Restaurant Winners and Losers: Buffalo Wild Wings

 

Updated from 3:00 p.m. ET

Shares of several restaurant companies climbed Thursday after reporting mostly better-than-expected financial results despite a dismal environment for consumers.

Shares of Buffalo Wild Wings (BWLD Quote) shares closed up the most, rising $7.51, or 34.3%, to $29.42.

The company reported its fiscal fourth quarter earnings Wednesday night, beating Wall Street analysts' profit estimates by 4 cents per share with strong same-store sales growth of 4.5% at company-owned restaurants.

The company also said its same-store sales, or sales at stores open at least a year, to date in the first quarter have jumped 8% at company-owned restaurants, helped by the Super Bowl and the NFL playoffs.

Buffalo Wild Wings said it still expects to post earnings growth between 20% and 25% in fiscal 2009.

Standard & Poor's analyst Mark Basham said the company's profit growth in the quarter was "solid, with no reliance on gimmicks" such as more gift card redemptions or sudden changes in the tax rate which can both boost earnings.

Chipotle Mexican Grill(CMG Quote) also reported better-than-anticipated profit after the market closed Wednesday. The company said its fourth-quarter earnings slipped 3%, but it still beat Wall Street estimates by 3 cents per share.

Chipotle shares jumped $5.83, or 12.3%, to $53.25.

Same-store sales at Chipotle grew 3.5% for the quarter, but much of that growth came from higher menu prices and not more guests.

Most restaurants are struggling to keep sales growing as consumers continue to cut back on spending due to the recession. Many companies, also faced with higher commodity and fuel costs in the past year, have raised menu prices to try to protect profit. The higher prices help increase revenue but can also depress traffic since many customers are looking for the lowest price.
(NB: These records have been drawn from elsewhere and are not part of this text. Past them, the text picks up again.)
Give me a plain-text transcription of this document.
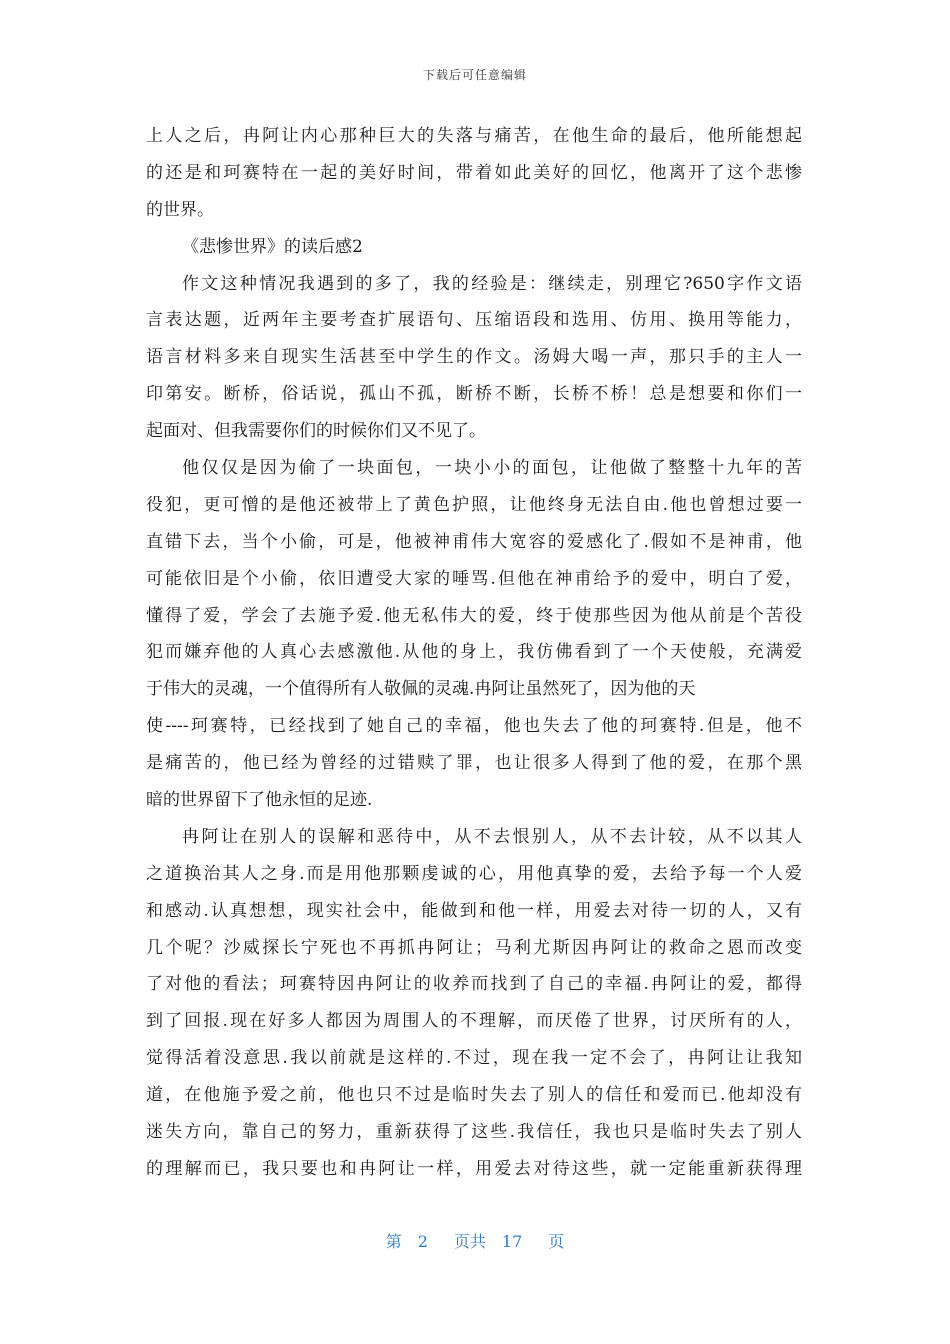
下载后可任意编辑
上人之后，冉阿让内心那种巨大的失落与痛苦，在他生命的最后，他所能想起
的还是和珂赛特在一起的美好时间，带着如此美好的回忆，他离开了这个悲惨
的世界。
《悲惨世界》的读后感2
作文这种情况我遇到的多了，我的经验是：继续走，别理它?650字作文语
言表达题，近两年主要考查扩展语句、压缩语段和选用、仿用、换用等能力，
语言材料多来自现实生活甚至中学生的作文。汤姆大喝一声，那只手的主人一
印第安。断桥，俗话说，孤山不孤，断桥不断，长桥不桥！总是想要和你们一
起面对、但我需要你们的时候你们又不见了。
他仅仅是因为偷了一块面包，一块小小的面包，让他做了整整十九年的苦
役犯，更可憎的是他还被带上了黄色护照，让他终身无法自由.他也曾想过要一
直错下去，当个小偷，可是，他被神甫伟大宽容的爱感化了.假如不是神甫，他
可能依旧是个小偷，依旧遭受大家的唾骂.但他在神甫给予的爱中，明白了爱，
懂得了爱，学会了去施予爱.他无私伟大的爱，终于使那些因为他从前是个苦役
犯而嫌弃他的人真心去感激他.从他的身上，我仿佛看到了一个天使般，充满爱
于伟大的灵魂，一个值得所有人敬佩的灵魂.冉阿让虽然死了，因为他的天
使----珂赛特，已经找到了她自己的幸福，他也失去了他的珂赛特.但是，他不
是痛苦的，他已经为曾经的过错赎了罪，也让很多人得到了他的爱，在那个黑
暗的世界留下了他永恒的足迹.
冉阿让在别人的误解和恶待中，从不去恨别人，从不去计较，从不以其人
之道换治其人之身.而是用他那颗虔诚的心，用他真挚的爱，去给予每一个人爱
和感动.认真想想，现实社会中，能做到和他一样，用爱去对待一切的人，又有
几个呢？沙威探长宁死也不再抓冉阿让；马利尤斯因冉阿让的救命之恩而改变
了对他的看法；珂赛特因冉阿让的收养而找到了自己的幸福.冉阿让的爱，都得
到了回报.现在好多人都因为周围人的不理解，而厌倦了世界，讨厌所有的人，
觉得活着没意思.我以前就是这样的.不过，现在我一定不会了，冉阿让让我知
道，在他施予爱之前，他也只不过是临时失去了别人的信任和爱而已.他却没有
迷失方向，靠自己的努力，重新获得了这些.我信任，我也只是临时失去了别人
的理解而已，我只要也和冉阿让一样，用爱去对待这些，就一定能重新获得理
第 2 页共 17 页
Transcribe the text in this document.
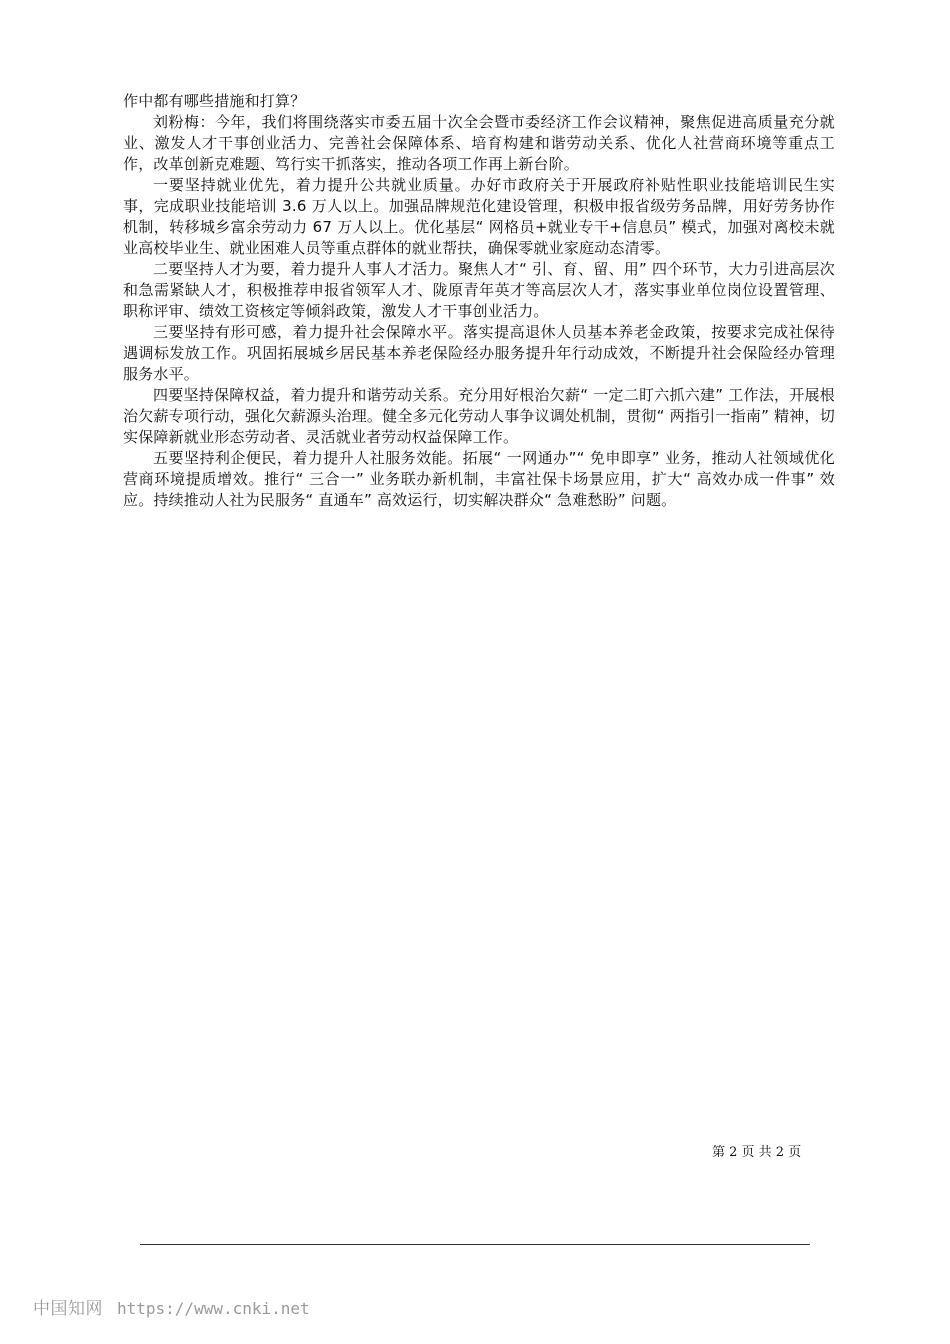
作中都有哪些措施和打算？

刘粉梅：今年，我们将围绕落实市委五届十次全会暨市委经济工作会议精神，聚焦促进高质量充分就业、激发人才干事创业活力、完善社会保障体系、培育构建和谐劳动关系、优化人社营商环境等重点工作，改革创新克难题、笃行实干抓落实，推动各项工作再上新台阶。

一要坚持就业优先，着力提升公共就业质量。办好市政府关于开展政府补贴性职业技能培训民生实事，完成职业技能培训 3.6 万人以上。加强品牌规范化建设管理，积极申报省级劳务品牌，用好劳务协作机制，转移城乡富余劳动力 67 万人以上。优化基层“ 网格员+就业专干+信息员” 模式，加强对离校未就业高校毕业生、就业困难人员等重点群体的就业帮扶，确保零就业家庭动态清零。

二要坚持人才为要，着力提升人事人才活力。聚焦人才“ 引、育、留、用” 四个环节，大力引进高层次和急需紧缺人才，积极推荐申报省领军人才、陇原青年英才等高层次人才，落实事业单位岗位设置管理、职称评审、绩效工资核定等倾斜政策，激发人才干事创业活力。

三要坚持有形可感，着力提升社会保障水平。落实提高退休人员基本养老金政策，按要求完成社保待遇调标发放工作。巩固拓展城乡居民基本养老保险经办服务提升年行动成效，不断提升社会保险经办管理服务水平。

四要坚持保障权益，着力提升和谐劳动关系。充分用好根治欠薪“ 一定二盯六抓六建” 工作法，开展根治欠薪专项行动，强化欠薪源头治理。健全多元化劳动人事争议调处机制，贯彻“ 两指引一指南” 精神，切实保障新就业形态劳动者、灵活就业者劳动权益保障工作。

五要坚持利企便民，着力提升人社服务效能。拓展“ 一网通办”“ 免申即享” 业务，推动人社领域优化营商环境提质增效。推行“ 三合一” 业务联办新机制，丰富社保卡场景应用，扩大“ 高效办成一件事” 效应。持续推动人社为民服务“ 直通车” 高效运行，切实解决群众“ 急难愁盼” 问题。

第 2 页 共 2 页
中国知网 https://www.cnki.net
At P.F. Chang's China Bistro(PFCB Quote), fourth-quarter profit -- which the company also reported Wednesday -- beat Wall Street's estimates by 5 cents per share even as net income dropped 23% on charges from closing underperforming stores.

But the company's same-store sales fell 7.1% at Bistro restaurants and 6.1% at the Pei Wei chain because of declining traffic.

Thomas Weisel Partners analyst Fitzhugh Taylor said in a note to investors that the company's new promotion of a four-course meal for two for $39.95 may help boost traffic in future quarters.

"This price point suggests a strong value that management hopes will draw new customers and entice repeat guests to expand their menu experience and try some additional items on the menu," he said.

Shares rose $1.47, or 8.2%, to $19.39.